神は、使徒たちをどのように召し、訓練されただろうか。その原則は、今日の牧師養成に生かされるべきである。
1.新約聖書で「召し」ということばが用いられているのは、第一には救いへの神の召しという文脈(1コリント1:26)と、第二は牧師伝道職への神の召し(ローマ1:1、コリント1:1など)という文脈とでのみ用いられており、一般の職務については用いられていない。
2.すべてのキリスト者は献身的信徒であることを主から期待されているゆえ、職業を通しても神の栄光を表わすべきであるし、あらわすことができる(ローマ13:1)。しかし、すべての信徒が召しを受けているわけではない。

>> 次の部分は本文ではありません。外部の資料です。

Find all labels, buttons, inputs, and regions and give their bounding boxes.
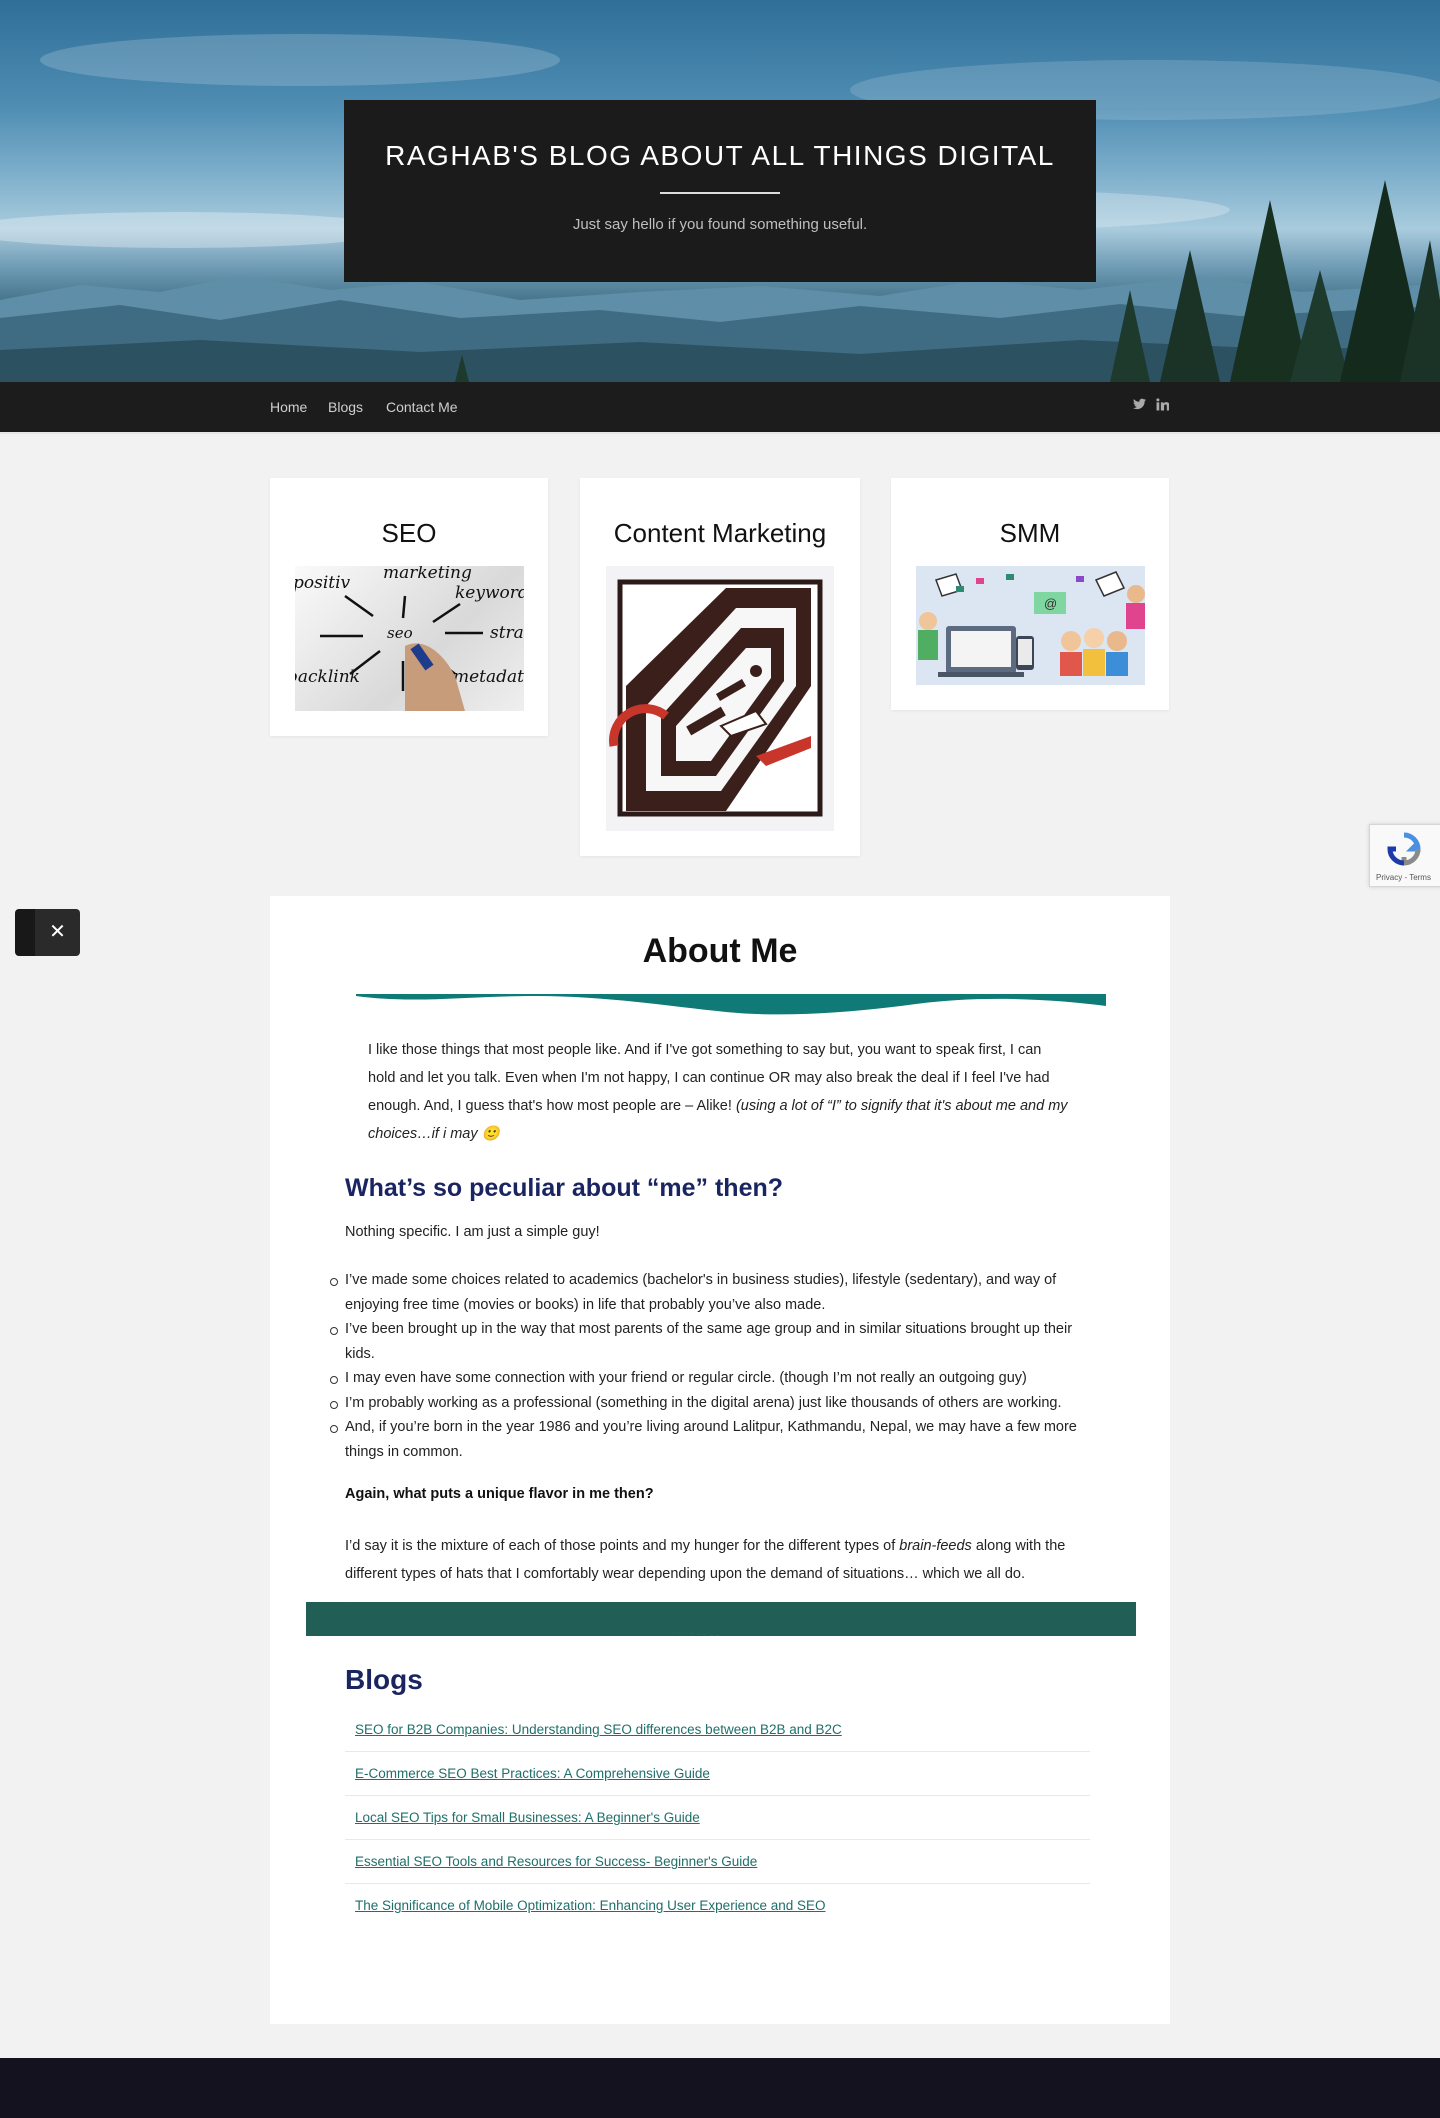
recaptcha-icon bbox=[1387, 832, 1421, 866]
recaptcha-badge[interactable]: Privacy - Terms bbox=[1369, 824, 1440, 887]
linkedin-icon[interactable] bbox=[1156, 398, 1170, 414]
list-item: I’ve been brought up in the way that mos… bbox=[330, 1317, 1097, 1366]
teal-wave-divider bbox=[356, 994, 1106, 1015]
blog-list-item: Essential SEO Tools and Resources for Su… bbox=[345, 1840, 1090, 1884]
seo-word-strat: strat bbox=[490, 623, 524, 643]
about-bullet-list: I’ve made some choices related to academ… bbox=[330, 1268, 1097, 1464]
seo-word-seo: seo bbox=[387, 624, 413, 642]
blog-link[interactable]: SEO for B2B Companies: Understanding SEO… bbox=[355, 1722, 842, 1737]
list-item: I may even have some connection with you… bbox=[330, 1366, 1097, 1391]
content-marketing-card[interactable]: Content Marketing bbox=[580, 478, 860, 856]
blog-list: SEO for B2B Companies: Understanding SEO… bbox=[345, 1708, 1090, 1928]
abstract-drawing-image bbox=[609, 579, 823, 817]
main-navigation: Home Blogs Contact Me bbox=[0, 382, 1440, 434]
seo-handwriting-image: marketing positiv keywords seo strat bac… bbox=[295, 566, 524, 711]
twitter-icon[interactable] bbox=[1133, 398, 1146, 413]
title-divider bbox=[660, 192, 780, 194]
smm-card[interactable]: SMM @ bbox=[891, 478, 1169, 710]
site-tagline: Just say hello if you found something us… bbox=[572, 216, 868, 233]
smm-card-title[interactable]: SMM bbox=[891, 518, 1169, 549]
list-item: I’ve made some choices related to academ… bbox=[330, 1268, 1097, 1317]
close-button[interactable]: ✕ bbox=[15, 909, 80, 956]
site-title[interactable]: Raghab's Blog about all things digital bbox=[344, 140, 1096, 172]
unique-flavor-question: Again, what puts a unique flavor in me t… bbox=[345, 1486, 654, 1502]
seo-card-image[interactable]: marketing positiv keywords seo strat bac… bbox=[295, 566, 524, 711]
nav-contact-link[interactable]: Contact Me bbox=[386, 399, 458, 415]
blog-list-item: Local SEO Tips for Small Businesses: A B… bbox=[345, 1796, 1090, 1840]
blog-list-item: E-Commerce SEO Best Practices: A Compreh… bbox=[345, 1752, 1090, 1796]
mixture-text-italic: brain-feeds bbox=[899, 1538, 972, 1554]
blog-link[interactable]: Essential SEO Tools and Resources for Su… bbox=[355, 1854, 757, 1869]
peculiar-heading: What’s so peculiar about “me” then? bbox=[345, 1174, 784, 1202]
mixture-paragraph: I’d say it is the mixture of each of tho… bbox=[345, 1532, 1105, 1588]
blog-link[interactable]: The Significance of Mobile Optimization:… bbox=[355, 1898, 826, 1913]
recaptcha-privacy-terms[interactable]: Privacy - Terms bbox=[1376, 873, 1431, 882]
smm-card-image[interactable]: @ bbox=[916, 566, 1145, 685]
blog-link[interactable]: E-Commerce SEO Best Practices: A Compreh… bbox=[355, 1766, 710, 1781]
blogs-heading: Blogs bbox=[345, 1664, 423, 1695]
list-item: I’m probably working as a professional (… bbox=[330, 1391, 1097, 1416]
seo-card[interactable]: SEO marketing positiv keywords seo strat… bbox=[270, 478, 548, 736]
seo-word-keywords: keywords bbox=[455, 583, 524, 603]
about-title: About Me bbox=[642, 932, 798, 970]
list-item: And, if you’re born in the year 1986 and… bbox=[330, 1415, 1097, 1464]
nothing-specific-text: Nothing specific. I am just a simple guy… bbox=[345, 1224, 600, 1240]
blog-list-item: The Significance of Mobile Optimization:… bbox=[345, 1884, 1090, 1928]
social-media-illustration: @ bbox=[918, 571, 1145, 677]
seo-card-title[interactable]: SEO bbox=[270, 518, 548, 549]
hero-banner: Raghab's Blog about all things digital J… bbox=[0, 0, 1440, 382]
seo-word-backlink: backlink bbox=[295, 667, 360, 687]
mixture-text-before: I’d say it is the mixture of each of tho… bbox=[345, 1538, 900, 1554]
seo-word-metadata: metadata bbox=[453, 667, 524, 687]
page-footer bbox=[0, 2058, 1440, 2118]
close-icon: ✕ bbox=[49, 921, 66, 943]
content-marketing-card-image[interactable] bbox=[606, 566, 834, 831]
seo-word-marketing: marketing bbox=[383, 566, 472, 583]
about-intro-paragraph: I like those things that most people lik… bbox=[368, 1036, 1068, 1148]
content-marketing-card-title[interactable]: Content Marketing bbox=[580, 518, 860, 549]
at-sign-icon: @ bbox=[1044, 596, 1057, 611]
about-section: About Me I like those things that most p… bbox=[270, 896, 1170, 2024]
nav-home-link[interactable]: Home bbox=[270, 399, 307, 415]
green-band-divider bbox=[306, 1602, 1136, 1636]
blog-list-item: SEO for B2B Companies: Understanding SEO… bbox=[345, 1708, 1090, 1752]
blog-link[interactable]: Local SEO Tips for Small Businesses: A B… bbox=[355, 1810, 700, 1825]
site-title-box: Raghab's Blog about all things digital J… bbox=[344, 100, 1096, 282]
seo-word-positiv: positiv bbox=[295, 573, 351, 593]
nav-blogs-link[interactable]: Blogs bbox=[328, 399, 363, 415]
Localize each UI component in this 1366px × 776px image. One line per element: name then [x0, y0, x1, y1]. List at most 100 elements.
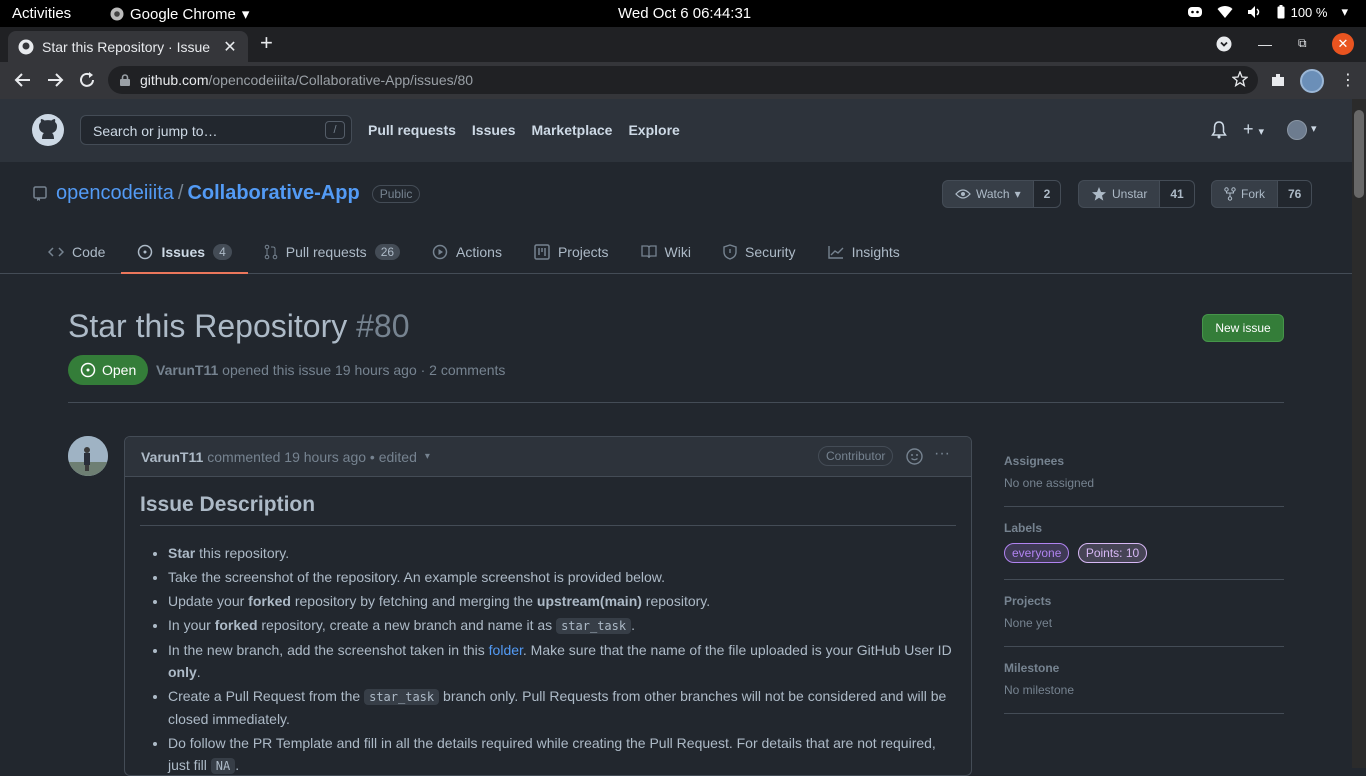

3.主イエスは使徒たちを、献身的信徒たちから召して、彼らを3年間ご自分のそばに置いて特別に訓練された(マルコ3:14)。召された彼らは、仕事を捨て、親を捨て、財産を捨てて主にしたがった。牧師伝道職に就く者は、献身的信徒たちのうちから選抜して訓練する必要がある。
4.主イエスの使徒を訓育する方法は、まず自ら率先垂範し、次に、ことばで教え、ついでそれを実際にやらせた。パウロもしばしば「私にみならいなさい」というように、聖書的な教育法とは要するに、率先垂範である。したがって、神学教師は牧師伝道者の模範といえる働き人でなければならない。
5.牧師・伝道者は、他の職務と同様、その働きから生活の支えを得る権利がある。しかし、かりに報酬を得ることができなくとも、神の前に伝道をする義務がある。それは魂への負債意識として自覚される(Ⅰコリント9:3-18)。この点、他の職務とは異なる。
6.みことばの教師に対する神のさばきは格別厳しい(ヤコブ3:1)。